Who wants more coal company pollution in water streams?

That is one of the news stories of the end of this week, namely that the Trump administration eliminated a previous Obama administration ruling on this, see Brad Plumer for details.  That sounds horrible, doesn’t it?

I took a look at the cost-benefit study (pointed out on Twitter by Claudia Sahm, or try this link, and please note it was prepared by consultants, not by the government itself).  I spent some time with these hundreds of pages, and they are not always easy to parse (my apologies to the authors for any misunderstandings).  Anyway, I quickly came upon this and related passages (p.45, passim):

In summary, the Final Rule is expected to reduce employment by 124 jobs on average each year due to decreased coal mined while an additional 280 jobs will be created from increased compliance activity on average each year.

Of course those “newly created jobs” are a cost, not a benefit, and should be switched to the other side of the ledger.  That is not what this study did.  And if I understand p.4-31 correctly, this study is using a multiplier of about 2.  This approach is completely wrong, and if it were right Appalachia would love a lot of this coal regulation for its job-creating proclivities, but of course the region doesn’t.

The claimed annual benefit from the changes, from the side of coal demand (not the only effects), is $78 million, fairly small potatoes.  Note the study doesn’t consider what are commonly the most significant costs of regulation, namely distracting the attention of managers and turning companies into legal and regulatory cultures rather than entrepreneurial cultures.  The study does mention uncertainty costs from regulation, although I could not find any quantification of them.

Furthermore, I am not able to scrutinize the introductory section “SUMMARY OF BENEFITS AND COSTS OF THE STREAM PROTECTION RULE” and figure out the final assessment of net benefits for the rule and where that assessment might come from.  I find that worrisome, and paging through the study did not put my mind at ease in this regard.

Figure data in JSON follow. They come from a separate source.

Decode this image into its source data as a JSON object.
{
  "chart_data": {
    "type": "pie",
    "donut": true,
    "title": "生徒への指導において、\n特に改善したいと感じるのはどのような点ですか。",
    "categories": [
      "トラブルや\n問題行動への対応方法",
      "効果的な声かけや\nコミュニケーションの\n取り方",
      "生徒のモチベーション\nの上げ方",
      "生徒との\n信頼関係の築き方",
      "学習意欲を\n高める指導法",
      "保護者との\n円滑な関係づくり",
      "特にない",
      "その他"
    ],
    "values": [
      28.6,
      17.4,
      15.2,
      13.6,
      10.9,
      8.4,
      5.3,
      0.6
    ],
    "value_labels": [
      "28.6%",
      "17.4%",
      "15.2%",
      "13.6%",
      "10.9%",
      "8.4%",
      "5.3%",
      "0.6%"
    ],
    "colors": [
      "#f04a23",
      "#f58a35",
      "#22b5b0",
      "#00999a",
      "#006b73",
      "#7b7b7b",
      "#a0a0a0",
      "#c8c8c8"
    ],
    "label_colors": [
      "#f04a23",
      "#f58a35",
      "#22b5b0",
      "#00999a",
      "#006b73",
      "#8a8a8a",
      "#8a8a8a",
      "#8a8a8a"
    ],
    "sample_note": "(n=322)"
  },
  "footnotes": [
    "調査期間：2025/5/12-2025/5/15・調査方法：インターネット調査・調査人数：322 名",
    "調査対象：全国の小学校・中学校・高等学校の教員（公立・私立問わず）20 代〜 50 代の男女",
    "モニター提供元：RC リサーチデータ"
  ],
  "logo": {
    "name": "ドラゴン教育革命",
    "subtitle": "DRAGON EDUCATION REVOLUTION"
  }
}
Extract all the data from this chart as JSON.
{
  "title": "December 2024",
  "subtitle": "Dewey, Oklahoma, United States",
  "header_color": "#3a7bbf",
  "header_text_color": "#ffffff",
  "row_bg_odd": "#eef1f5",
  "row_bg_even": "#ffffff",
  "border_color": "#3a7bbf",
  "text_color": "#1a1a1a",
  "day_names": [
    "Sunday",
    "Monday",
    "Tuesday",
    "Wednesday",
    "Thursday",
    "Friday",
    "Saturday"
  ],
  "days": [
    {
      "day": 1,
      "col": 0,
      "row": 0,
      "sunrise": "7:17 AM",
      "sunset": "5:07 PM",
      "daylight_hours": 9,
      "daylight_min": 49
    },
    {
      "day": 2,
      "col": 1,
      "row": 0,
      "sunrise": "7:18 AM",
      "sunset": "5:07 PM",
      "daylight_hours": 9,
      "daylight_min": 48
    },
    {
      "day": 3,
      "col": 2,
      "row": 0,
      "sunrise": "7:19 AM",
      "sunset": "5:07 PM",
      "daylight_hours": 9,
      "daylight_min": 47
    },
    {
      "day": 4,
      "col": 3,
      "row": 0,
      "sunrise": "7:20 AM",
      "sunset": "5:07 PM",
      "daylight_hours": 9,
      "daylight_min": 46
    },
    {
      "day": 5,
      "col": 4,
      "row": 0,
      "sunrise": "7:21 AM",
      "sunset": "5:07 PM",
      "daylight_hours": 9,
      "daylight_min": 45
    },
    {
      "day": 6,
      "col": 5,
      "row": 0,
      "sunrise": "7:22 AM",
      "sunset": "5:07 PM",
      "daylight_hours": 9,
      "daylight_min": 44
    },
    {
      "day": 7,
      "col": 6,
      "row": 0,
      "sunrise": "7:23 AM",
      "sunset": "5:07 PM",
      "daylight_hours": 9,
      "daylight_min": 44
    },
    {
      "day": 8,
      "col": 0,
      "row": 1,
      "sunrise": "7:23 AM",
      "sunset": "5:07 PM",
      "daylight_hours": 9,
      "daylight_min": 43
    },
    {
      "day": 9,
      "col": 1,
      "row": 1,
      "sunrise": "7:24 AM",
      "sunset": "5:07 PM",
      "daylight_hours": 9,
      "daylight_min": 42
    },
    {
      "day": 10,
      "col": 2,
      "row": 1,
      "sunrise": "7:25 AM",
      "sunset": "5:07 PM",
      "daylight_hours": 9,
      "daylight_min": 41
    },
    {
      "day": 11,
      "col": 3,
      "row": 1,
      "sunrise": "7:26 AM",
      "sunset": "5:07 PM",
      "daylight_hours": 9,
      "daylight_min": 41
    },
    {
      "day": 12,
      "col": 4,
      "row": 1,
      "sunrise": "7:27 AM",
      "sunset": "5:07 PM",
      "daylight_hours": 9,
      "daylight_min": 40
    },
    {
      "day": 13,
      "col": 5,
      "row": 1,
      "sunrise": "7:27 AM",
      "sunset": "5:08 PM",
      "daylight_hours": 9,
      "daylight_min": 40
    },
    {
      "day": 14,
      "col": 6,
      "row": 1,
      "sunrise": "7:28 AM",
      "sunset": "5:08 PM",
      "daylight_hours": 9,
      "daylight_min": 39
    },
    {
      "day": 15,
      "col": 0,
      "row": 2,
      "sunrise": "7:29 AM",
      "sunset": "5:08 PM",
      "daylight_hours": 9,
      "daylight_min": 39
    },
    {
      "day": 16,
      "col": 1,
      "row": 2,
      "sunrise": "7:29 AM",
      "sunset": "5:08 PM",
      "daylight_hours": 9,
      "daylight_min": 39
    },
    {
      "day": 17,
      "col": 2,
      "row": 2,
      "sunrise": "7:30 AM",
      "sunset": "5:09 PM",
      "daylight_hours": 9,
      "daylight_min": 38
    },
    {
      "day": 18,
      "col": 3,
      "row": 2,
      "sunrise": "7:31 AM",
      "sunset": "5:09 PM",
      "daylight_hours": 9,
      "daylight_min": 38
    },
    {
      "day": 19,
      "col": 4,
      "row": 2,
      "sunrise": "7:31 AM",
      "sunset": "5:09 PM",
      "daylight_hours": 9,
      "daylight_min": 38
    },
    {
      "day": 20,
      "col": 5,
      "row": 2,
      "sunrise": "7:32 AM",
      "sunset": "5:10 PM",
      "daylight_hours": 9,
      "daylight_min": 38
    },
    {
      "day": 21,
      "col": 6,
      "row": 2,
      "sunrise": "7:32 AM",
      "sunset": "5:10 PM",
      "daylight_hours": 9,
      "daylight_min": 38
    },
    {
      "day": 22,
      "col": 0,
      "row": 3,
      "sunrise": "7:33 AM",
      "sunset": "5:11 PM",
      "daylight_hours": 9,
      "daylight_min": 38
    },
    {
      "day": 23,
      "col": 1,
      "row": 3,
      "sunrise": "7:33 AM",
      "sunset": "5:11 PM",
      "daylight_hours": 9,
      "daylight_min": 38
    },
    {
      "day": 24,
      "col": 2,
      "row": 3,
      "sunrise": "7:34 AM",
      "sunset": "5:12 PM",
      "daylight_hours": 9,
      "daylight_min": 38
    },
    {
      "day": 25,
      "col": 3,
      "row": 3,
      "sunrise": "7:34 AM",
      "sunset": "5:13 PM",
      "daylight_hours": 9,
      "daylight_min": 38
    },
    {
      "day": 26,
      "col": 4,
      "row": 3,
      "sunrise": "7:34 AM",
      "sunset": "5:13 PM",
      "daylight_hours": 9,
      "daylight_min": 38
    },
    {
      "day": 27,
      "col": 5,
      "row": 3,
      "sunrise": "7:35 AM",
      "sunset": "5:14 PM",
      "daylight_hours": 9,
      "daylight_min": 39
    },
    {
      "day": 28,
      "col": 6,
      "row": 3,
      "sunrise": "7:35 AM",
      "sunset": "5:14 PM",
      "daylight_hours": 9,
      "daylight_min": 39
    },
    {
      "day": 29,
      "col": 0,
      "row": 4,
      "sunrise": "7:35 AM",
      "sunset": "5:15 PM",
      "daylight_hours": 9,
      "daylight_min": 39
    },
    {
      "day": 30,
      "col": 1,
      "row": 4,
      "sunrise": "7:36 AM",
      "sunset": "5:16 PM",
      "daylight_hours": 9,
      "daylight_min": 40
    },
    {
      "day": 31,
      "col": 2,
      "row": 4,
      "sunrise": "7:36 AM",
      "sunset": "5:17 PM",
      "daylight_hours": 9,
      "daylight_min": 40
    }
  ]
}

Now, I know how this works.  Many of you probably are thinking that we need to do whatever is possible to attack or shrink the coal industry, because of climate change.  Maybe so!  Maybe we want to stultify the coal companies, for reason of a greater global benefit.  But a) there is still a role for evaluating individual policy changes by partial equilibrium methods and reporting on those results accurately, and b) “putting down the coal companies,” as you might a budgie, is not what the law says is the proper goal of policy.

Imagine holding an attitude that places the Trump administration as the actual defenders of the rule of law!  Besides, don’t get too worked up (p.174):

Our analysis indicates that there will be no increase in stranded reserves under any of the Alternatives.

There is, however, a very small decline in annual coal production (pp.5-20, 5-21) from the rule that had been chosen.  Water quality is improved in 262 miles of streams (7-26), in case you are wondering, that’s something but hardly a major impact and that almost entirely in underpopulated parts of the country.  All the media coverage I’ve seen implies or openly states a badly exaggerated sense of total water impact, relative to this actual estimate (are you surprised?).  Returning to the study, there is also no region-specific estimate of how large (or small) those water benefits might be, at least not that I could find (again, maybe I missed it, but I did find some language suggesting that no such estimate would be provided).

Chapter seven calculates the benefits of the resulting carbon emissions, but after reading that section my best estimate for those marginal benefits is zero, not the postulated $110 million.  The “social cost of carbon” is actually an average magnitude, and it does not measure benefits from very small changes.  Again, you might think there is an imperative to consider “this policy is conjunction with numerous other anti-coal changes,” but that is not what the law stipulates as I understand it and furthermore it hardly seems that many other anti-coal regulatory changes are on the way.

If it were up to me, I would not have overturned the coal/stream regulations, and my personal inclination is indeed to fight a war on coal.  But if you look at the grounds for evaluation specified by law, and examine the cost-benefit study with even a slightly critical mindset, we don’t know what is the right answer on this individual policy decision.  The study outlines nine different regulatory alternatives and it is not able to conclude which is best, nor is the quantitative thrust of the study aimed toward that end.

Mood affiliation aside, to strike this regulation down, as the Trump administration has done, is in fact not an indefensible action.

On a more practical political level, Trump wishes to send a signal to Appalachian voters that he is looking out for coal and looking out for them.  This is actually a very weak action, and it was chosen because for procedural reasons it was quite easy to do.  The more you complain about it, the stronger it looks, and that’s probably a more important fact than any of the particular details of this study.  Whether you like it or not, the coal debate is not really one that favors the Democrats.